13. The system of claim 9, wherein the user interface provides interactive tools for users to customize and fine-tune generated shoe designs according to their preferences.
14. The method for generating fashion designs with real-time trend integration of claim 8, wherein the step of continuously gathering data includes monitoring social media platforms and fashion blogs for emerging trends and consumer preferences.
15. The method for generating fashion designs with real-time trend integration of claim 8, further comprising a step of analyzing historical fashion data to identify long-term trends and patterns influencing current market trends.
16. The system of claim 9, wherein the user interface includes visualization tools to present trend data in an easily understandable format, aiding designers in interpreting and incorporating trend information into their designs.
17. The scalable shoe image generation model of claim 10, wherein the machine learning algorithms are trained on large-scale datasets encompassing diverse shoe designs from various sources to ensure the model's adaptability and versatility.
18. The scalable shoe image generation model of claim 10, further comprising a feedback mechanism allowing users to provide input on generated shoe designs, facilitating continuous improvement and refinement of the model.
19. The method for scalable shoe image generation of claim 11, wherein the step of handling datasets includes pre-processing techniques to clean and standardize input data, enhancing the model's robustness and accuracy in generating shoe designs.

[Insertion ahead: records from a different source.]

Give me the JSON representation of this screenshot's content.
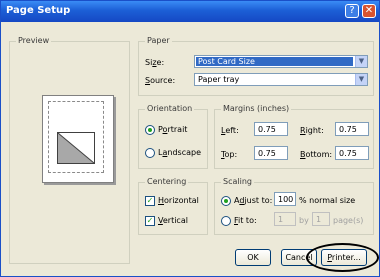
{
  "window": {
    "title": "Page Setup",
    "help_glyph": "?",
    "close_glyph": "✕"
  },
  "preview": {
    "label": "Preview"
  },
  "paper": {
    "label": "Paper",
    "size_label_pre": "Si",
    "size_label_u": "z",
    "size_label_post": "e:",
    "size_value": "Post Card Size",
    "source_label_u": "S",
    "source_label_post": "ource:",
    "source_value": "Paper tray"
  },
  "orientation": {
    "label": "Orientation",
    "portrait_u": "o",
    "portrait_pre": "P",
    "portrait_post": "rtrait",
    "landscape_pre": "L",
    "landscape_u": "a",
    "landscape_post": "ndscape",
    "selected": "Portrait"
  },
  "margins": {
    "label": "Margins (inches)",
    "left_u": "L",
    "left_post": "eft:",
    "left_value": "0.75",
    "right_u": "R",
    "right_post": "ight:",
    "right_value": "0.75",
    "top_u": "T",
    "top_post": "op:",
    "top_value": "0.75",
    "bottom_u": "B",
    "bottom_post": "ottom:",
    "bottom_value": "0.75"
  },
  "centering": {
    "label": "Centering",
    "horizontal_u": "H",
    "horizontal_post": "orizontal",
    "vertical_u": "V",
    "vertical_post": "ertical",
    "horizontal_checked": true,
    "vertical_checked": true
  },
  "scaling": {
    "label": "Scaling",
    "adjust_pre": "A",
    "adjust_u": "d",
    "adjust_post": "just to:",
    "adjust_value": "100",
    "adjust_suffix": "% normal size",
    "fit_u": "F",
    "fit_post": "it to:",
    "fit_pages_wide": "1",
    "fit_by": "by",
    "fit_pages_tall": "1",
    "fit_suffix": "page(s)"
  },
  "buttons": {
    "ok": "OK",
    "cancel": "Cancel",
    "printer_u": "P",
    "printer_post": "rinter..."
  },
  "colors": {
    "title_bar": "#1c5fd6",
    "dialog_bg": "#ece9d8",
    "selection": "#316ac5",
    "radio_dot": "#21a121"
  },
  "icons": {
    "combo_arrow": "chevron-down-icon",
    "checkmark": "checkmark-icon"
  }
}
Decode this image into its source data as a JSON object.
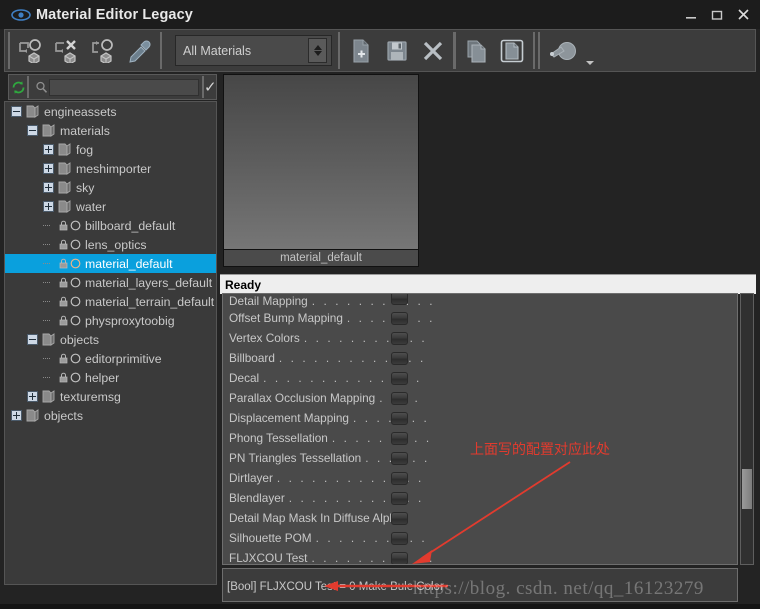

20. The method for scalable shoe image generation of claim 11, further comprising a step of benchmarking the generated shoe designs against existing designs to assess the novelty and creativity of the outputs.
21. The method for scalable shoe image generation of claim 11, wherein the step of adapting to current design trends includes analyzing market data and consumer preferences in real-time to adjust the generated shoe designs accordingly.